The aim of Logary is to connect values from call-sites, to configurable derivations, such as percentiles(, potentially again to derivations), and finally to targets which can then store them.

Logary and Serilog

  • Both support structured logging
  • Both run on .Net
  • Logary is based on cooperative multithreading whilst Serilog is mostly lock-free concurrent
  • Logary was built from running high-throughput distributed systems 24/7 in production and has learnt its lessons similar to Serilog.
  • Logary can be run in multi-instance mode without using any global shared state (aka. statics), which is similar to Serilog
  • Serilog's Enrichers = Logary's middleware
  • Serilog's Sink = Logary's Target
  • Targets in Logary tend to use IO completion ports/async-as-"green threads", AFAIK Sinks are running and calling out using synchronous/blocking APIs to a larger extent
  • Logary supports flushing all targets (LogManager.Flush)
  • Logary supports flushing a single target (Target.flush)
  • Logary supports backpressure (F#: Alt<_> , C#: Task) returned fromlogWithAck.
  • Logary further supports backpressure by waiting for all targets to flush a particular message (e.g. you should always block on Fatal messages to finish logging) through Alt<Promise<unit>>/Task<Task> in C# (same method as above).

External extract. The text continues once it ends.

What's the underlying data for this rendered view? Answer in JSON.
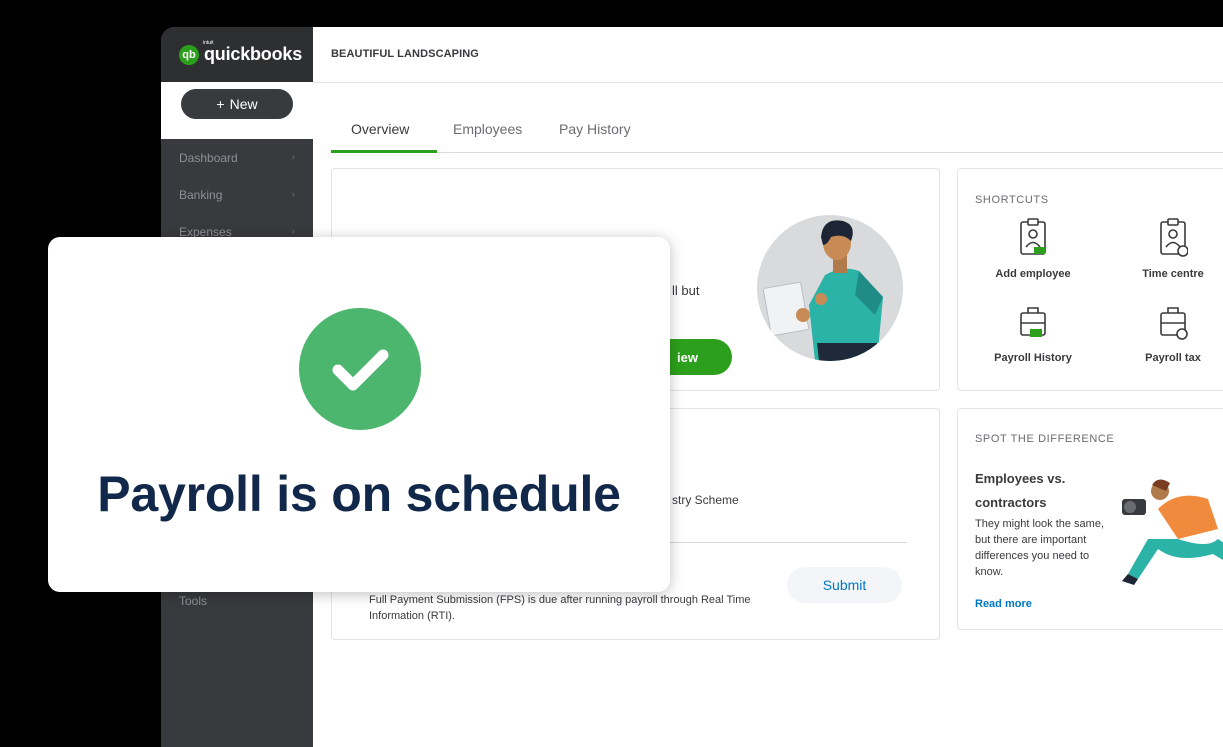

  • Logary's C# API doesn't support misconfiguring Logary, because it's been built with chaining types together (going beyond the return this pattern) – similar to Serilog but with a more callback-oriented API.
  • Logary supports Metrics – Gauges, Derived values, Histograms, Reservoirs
  • Logary supports Health checks out of the box
  • Logary has built-in support for Windows Performance Counters metrics shipping through Logary.Metrics.WinPerfCounters.

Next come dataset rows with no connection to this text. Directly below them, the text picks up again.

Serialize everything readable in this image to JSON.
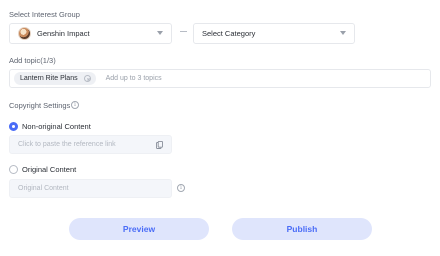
{
  "group": {
    "label": "Select Interest Group",
    "game_select": {
      "value": "Genshin Impact",
      "icon": "game-avatar"
    },
    "category_select": {
      "value": "Select Category"
    }
  },
  "topic": {
    "label": "Add topic(1/3)",
    "chips": [
      {
        "text": "Lantern Rite Plans"
      }
    ],
    "placeholder": "Add up to 3 topics"
  },
  "copyright": {
    "label": "Copyright Settings",
    "options": [
      {
        "label": "Non-original Content",
        "selected": true,
        "input_placeholder": "Click to paste the reference link"
      },
      {
        "label": "Original Content",
        "selected": false,
        "input_placeholder": "Original Content"
      }
    ]
  },
  "actions": {
    "preview": "Preview",
    "publish": "Publish"
  },
  "colors": {
    "accent": "#4a6cf7",
    "button_bg": "#dfe5fc"
  }
}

  • Logary provides a Facade for your libraries to depend on, to avoid dependency hell forcing you to upgrade all your libraries whenever Logary changes (which it does often, in order to improve!) – a single Facade.[fs,cs]-file that you version control yourself.
  • Logary supports Targets that batch, out of the box, similar to Serilog. The Target is responsible for choosing how many Messages it can send at once.
  • Logary supports Targets that fail by restarting them
  • Logary supports Targets' last will – use to handle poison Messages
  • Logary is written in F#, Serilog in C#
  • Logary has a C# API Logary.CSharp. Serilog doesn't have a F# API
  • Logary supports adding structured data to metrics
  • Logary's InfluxDb target supports fields and can batch multiple Windows Performance Counters or metrics into a single Measurement
  • Logary has a JS-counterpart, logary-js which lets you log intoLogary.Services.Rutta on the server; events and metrics.
  • Logary has paid support available if you need it.
  • Logary supports the side-kick pattern, where you outsource your shipping of logs from your main process to a co-process through Rutta's Shipper and Router.
  • Logary has TimeScope and the ability to instrument your code for sending timing information.
  • Logary has preliminary support for Zipkin.
  • Both are awesome and @nblumhardt is an awesome dude. Use whichever you feel most comfortable with!